Atefeh did what she liked and for that she stays on my cool-list. Atefeh's defiance of all conceited Iranian social and cultural values is what makes her my number one girl.

Some of you are probably thinking that admiring a teenager who exhibited immoral and decadent behavior is inappropriate and sets a bad example. The only answer I have for you is what most likely Atefeh would've told you to fuck off. You created Atefeh and many like her. And you -- that's right, you -- tie the rope around their necks every single day of their young lives.

Atefeh and many like her are byproducts of dysfunctional Iranian culture that push teenage girls underground in search of answers to some fundamental human questions and needs. A sick culture that is cherished by many of us because it feeds our egos and band-aids our defeats and deficiencies.

We have managed to deprive our teenage girls from every essence that makes them human. We have managed to take away their desires, curiosity, self-respect, wit, and the most basic instinct of every human: to seek happiness.

We get offended by Atefeh Rajabi and others like her because she challenges every fiber of our traditional pride and she questions everything that is sacred to us.

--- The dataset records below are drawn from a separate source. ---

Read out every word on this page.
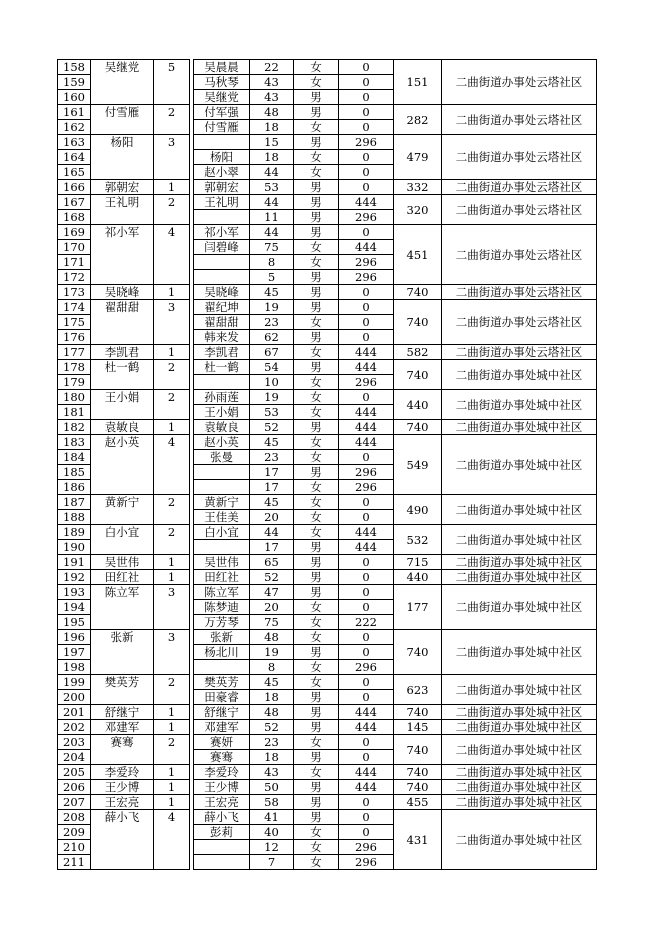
158	吴继党	5		吴晨晨	22	女	0	151	二曲街道办事处云塔社区
159				马秋琴	43	女	0		
160				吴继党	43	男	0		
161	付雪雁	2		付军强	48	男	0	282	二曲街道办事处云塔社区
162				付雪雁	18	女	0		
163	杨阳	3			15	男	296	479	二曲街道办事处云塔社区
164				杨阳	18	女	0		
165				赵小翠	44	女	0		
166	郭朝宏	1		郭朝宏	53	男	0	332	二曲街道办事处云塔社区
167	王礼明	2		王礼明	44	男	444	320	二曲街道办事处云塔社区
168					11	男	296		
169	祁小军	4		祁小军	44	男	0	451	二曲街道办事处云塔社区
170				闫碧峰	75	女	444		
171					8	女	296		
172					5	男	296		
173	吴晓峰	1		吴晓峰	45	男	0	740	二曲街道办事处云塔社区
174	翟甜甜	3		翟纪坤	19	男	0	740	二曲街道办事处云塔社区
175				翟甜甜	23	女	0		
176				韩来发	62	男	0		
177	李凯君	1		李凯君	67	女	444	582	二曲街道办事处云塔社区
178	杜一鹤	2		杜一鹤	54	男	444	740	二曲街道办事处城中社区
179					10	女	296		
180	王小娟	2		孙雨莲	19	女	0	440	二曲街道办事处城中社区
181				王小娟	53	女	444		
182	袁敏良	1		袁敏良	52	男	444	740	二曲街道办事处城中社区
183	赵小英	4		赵小英	45	女	444	549	二曲街道办事处城中社区
184				张曼	23	女	0		
185					17	男	296		
186					17	女	296		
187	黄新宁	2		黄新宁	45	女	0	490	二曲街道办事处城中社区
188				王佳美	20	女	0		
189	白小宜	2		白小宜	44	女	444	532	二曲街道办事处城中社区
190					17	男	444		
191	吴世伟	1		吴世伟	65	男	0	715	二曲街道办事处城中社区
192	田红社	1		田红社	52	男	0	440	二曲街道办事处城中社区
193	陈立军	3		陈立军	47	男	0	177	二曲街道办事处城中社区
194				陈梦迪	20	女	0		
195				万芳琴	75	女	222		
196	张新	3		张新	48	女	0	740	二曲街道办事处城中社区
197				杨北川	19	男	0		
198					8	女	296		
199	樊英芳	2		樊英芳	45	女	0	623	二曲街道办事处城中社区
200				田豪睿	18	男	0		
201	舒继宁	1		舒继宁	48	男	444	740	二曲街道办事处城中社区
202	邓建军	1		邓建军	52	男	444	145	二曲街道办事处城中社区
203	赛骞	2		赛妍	23	女	0	740	二曲街道办事处城中社区
204				赛骞	18	男	0		
205	李爱玲	1		李爱玲	43	女	444	740	二曲街道办事处城中社区
206	王少博	1		王少博	50	男	444	740	二曲街道办事处城中社区
207	王宏亮	1		王宏亮	58	男	0	455	二曲街道办事处城中社区
208	薛小飞	4		薛小飞	41	男	0	431	二曲街道办事处城中社区
209				彭莉	40	女	0		
210					12	女	296		
211					7	女	296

Atefeh was poison to Iranian values and she needed to be silenced. And that's exactly what we did.

While thousands of execution enthusiasts watched her little neck snap like a toothpick and her small body dangling from a rope for twenty minutes, not a single asshole said a damn thing to stop it. Boy, am I proud to be an Iranian.

I wish I knew her. Like her big brother, I can picture myself having a lively conversation with her over a shot of chilled vodka and maasto-khiaar. Would I have a drink with my teenage sister? Why the hell not!

I would've told her a dirty joke or two and I'm sure she would've matched with some of her own. I would have asked her if there was a guy in the 'hood that she had her eyes on. I would've asked her who her favorite singer was or what kind of music she listened to. I would have thanked her for being who she was and kissed her small hands for no particular reason.

For many self-righteous Iranian folks who abandon Atefeh and many like her because she was a "whore" or "misfit," take a good look at that small girl's body hanging from a crane. This is your daughter.